Still, being cautious is not always a good thing when investing. Stable investments like government bonds typically yield lower returns in the long run than riskier stocks with a higher return potential, and over-caution can actually lead people to take larger risks to avoid a loss.
If many investors become more cautious when it’s dark outside and returns are generally lower for cautious investments, why should overall returns then rise in winter?
Because when the cautious investors sell their riskier assets in autumn, the price drops, meaning quality investments can be scooped up for a low price by those willing it to take the risk. Since these quality investments were bought at a bargain, the returns are disproportionately high when the market eventually bounces back at the end of winter, the authors suggest, boosting overall returns.
But, to be sure… there are several caveats.
A currency exchange shop in Pakistan. Depending on where you are in the world, different months have different effects on investor confidence (Credit: Getty Images)
Off the beaten path
Seasonality exists, but it’s just one piece of the investment puzzle.
First, the ‘sell in May’ effect is only one of many seasonal cycles affecting stock prices. Others include the January effect, the holiday effect and the turn-of-the-month effect. These effects tend to be stronger in small-cap stocks (shares of companies with a market capitalisation under $2 billion).
There is seasonality in the stock market, but there have been mixed arguments or evidence about why - Mark Ma
Second, and more importantly, seasonality is only one of many, many factors affecting the stock market. Returns in a given year may deviate substantially from seasonal patterns. Those looking for investment guidance are better off ignoring the thermometer and calling a qualified financial adviser instead.

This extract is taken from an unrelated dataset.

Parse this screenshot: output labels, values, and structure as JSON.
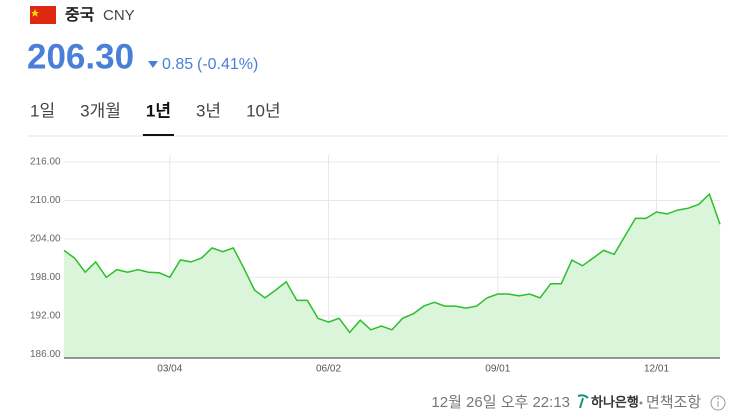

“There is seasonality in the stock market, but there have been mixed arguments or evidence about why,” says Mark Ma, a professor of accounting at American University in Washington, DC. He gives credence to the SAD effect, but points to a place like “Singapore, where the weather is the same almost all year – around 32 degrees Celsius – but they still found this effect.
I think [daylight and temperature] play a big role in it, but it’s probably not the only reason there is seasonality.”
He mentions a January effect, and how stock returns in January tend to be higher because the tax year ends in December. So, if people have a lot of profits, they have to pay a high tax bill – but not if they sell their stocks beforehand. Their total taxable income goes down.
Ma thinks that there isn’t a fixed window to just invest and profit, and to not bank on any seasonal patterns happening every year.
After all, there are tons of different factors at play, especially with something as unpredictable as the stock market.
The experts say…
Although it’s good to be mindful of seasonality, you should pay closer attention to concrete evidence, like growth potential for a company and how profitable it’s been over the last year, says Haran Segram, a clinical assistant professor of finance at New York University.
“I’m a firm believer in the fundamentals of a stock – the cash flow, the risk and growth, rather than the particular month to invest,” he says.
People do have an emotional connection with money... I tell my students, it’s a patience game - Haran Segram
All the experts interviewed for this piece say to be mindful of seasonality – but the true best thing to do is take less risk. Although short term you might yield fewer returns, that thinking will pay off in the long haul: like slowly squirrelling money away and letting it compound over years.
Segram agrees that, even in depressing winter months, for example, not to allow your investing decisions to be guided by how you feel.
“People do have an emotional connection with money,” he says. “They see that it has the means to their comfort and glory in the future. But people don’t make rational decisions at a time when it comes to money. I tell my students, it’s a patience game.” Kramer agrees.
“Take a holistic view,” she says. “Make regular frequent contributions to your retirement savings. That’s the best approach to success. When we try to outsmart the market, we often end up harming ourselves.”